In terms of the 1000 core number that you spoke about, what I said in my opening remarks and just a minute or two back is that, once we complete this Ghazipur contract, which is expected in the next 18 months, then we will be able to bid for 1000 crore contracts in our name. So as in today, we cannot bid for 1000 crore order in our name, just want to clarify that. In terms of order pipeline in the Indian business, like I said, railway continues to be the focus for the company and that's where our core competence has been. The budget also gives lot of emphasis on, like you said, for Dedicated Freight Corridor or three more Corridors that has been announced. And new contracts are always, we are on the watch for new contracts that are being announced by the railways and other departments of the government and that will continue to be the focus of the company. And I am sure that we would be able to bag new orders, a good number of new orders in the next one to two years. In terms of the Africa business we have two factories in Africa, one in South Africa and Namibia. They are supplying to the local railways in those two geographies. Namibia currently has an order backlog of almost 2 ½ years in terms of contracts from the local railways and local companies there. South Africa has, because of the COVID, there was supposed to be a tender which was supposed to happen by December but because of I am sure you are aware South Africa the COVID situation is pretty grim. So South Africa, their tender has been delayed but we have orders up to July right now and we expect by March hopefully there should be some movement on the order front if the COVID situation eases out. Having said that, the safety of our team members and our assets is of primary concern to us. So we are operating under very strict protocols to ensure that no one is infected and everyone is safe and secure.

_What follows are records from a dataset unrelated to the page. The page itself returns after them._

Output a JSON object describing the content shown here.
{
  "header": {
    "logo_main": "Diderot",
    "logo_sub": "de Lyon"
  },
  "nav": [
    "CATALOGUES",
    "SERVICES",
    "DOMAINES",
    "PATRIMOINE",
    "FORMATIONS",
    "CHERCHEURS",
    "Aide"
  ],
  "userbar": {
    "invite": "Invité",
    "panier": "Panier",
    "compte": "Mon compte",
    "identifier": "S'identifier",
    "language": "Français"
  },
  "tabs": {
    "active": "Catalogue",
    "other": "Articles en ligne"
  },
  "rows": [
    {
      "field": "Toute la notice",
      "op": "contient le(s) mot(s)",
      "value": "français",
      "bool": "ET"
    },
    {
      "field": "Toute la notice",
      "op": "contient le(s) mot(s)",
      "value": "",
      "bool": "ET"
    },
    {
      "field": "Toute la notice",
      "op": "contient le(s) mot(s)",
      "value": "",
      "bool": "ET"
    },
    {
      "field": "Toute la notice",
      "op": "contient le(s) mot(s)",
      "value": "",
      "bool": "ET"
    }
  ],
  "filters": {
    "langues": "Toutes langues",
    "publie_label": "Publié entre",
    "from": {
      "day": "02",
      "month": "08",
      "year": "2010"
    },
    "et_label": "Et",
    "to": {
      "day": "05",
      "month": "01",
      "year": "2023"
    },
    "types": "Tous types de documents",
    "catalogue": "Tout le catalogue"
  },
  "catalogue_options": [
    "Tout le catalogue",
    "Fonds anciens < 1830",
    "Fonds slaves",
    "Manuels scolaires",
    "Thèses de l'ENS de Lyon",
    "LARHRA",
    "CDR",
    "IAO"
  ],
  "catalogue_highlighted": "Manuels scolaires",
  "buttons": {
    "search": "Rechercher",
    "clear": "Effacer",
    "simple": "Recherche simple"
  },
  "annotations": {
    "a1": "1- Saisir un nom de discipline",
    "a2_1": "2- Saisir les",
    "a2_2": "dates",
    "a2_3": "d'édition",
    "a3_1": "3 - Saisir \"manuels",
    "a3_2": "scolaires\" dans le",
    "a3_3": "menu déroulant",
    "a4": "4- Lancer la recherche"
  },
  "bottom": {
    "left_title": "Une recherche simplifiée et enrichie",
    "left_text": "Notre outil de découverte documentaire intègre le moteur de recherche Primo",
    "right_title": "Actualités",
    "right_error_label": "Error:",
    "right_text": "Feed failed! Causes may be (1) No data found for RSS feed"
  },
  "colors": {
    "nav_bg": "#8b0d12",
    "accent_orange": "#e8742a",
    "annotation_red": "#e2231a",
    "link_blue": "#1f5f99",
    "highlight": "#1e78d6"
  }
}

Dipen Vora: Just to check, is there anything moving there? Like in India, we are seeing lot of opening up.

Atul Tantia: South Africa and in both the geographies our factories are operational. It’s not that our factories are shut down. Our factories are operations and they are working.

Moderator: As there are no further questions from the participants, I now hand the floor back to Mr. Atul Tantia for closing comments. Over to you, Sir.

Atul Tantia: Thank you everyone for participating in our Q3 FY21 earnings call. Just as a reminder, I think that one point that was missed in my opening remarks and probably, hopefully everyone has seen, we have also declared an interim dividend of 15%, i.e., Rs. 1.50 per share with the record date of 17[th] February, 2021. This is as per the dividend policy of the company. Further, if you have any other queries you may get in touch with our IR team, Stellar Investor Relations or feel free to get in touch with us directly. I hope that all of you take care and stay safe. Thank you and have a good day.

Moderator: Thank you very much, sir. Ladies and gentlemen, on behalf of GPT Infraprojects Limited that concludes this conference. Thank you for joining us and you may now disconnect your lines.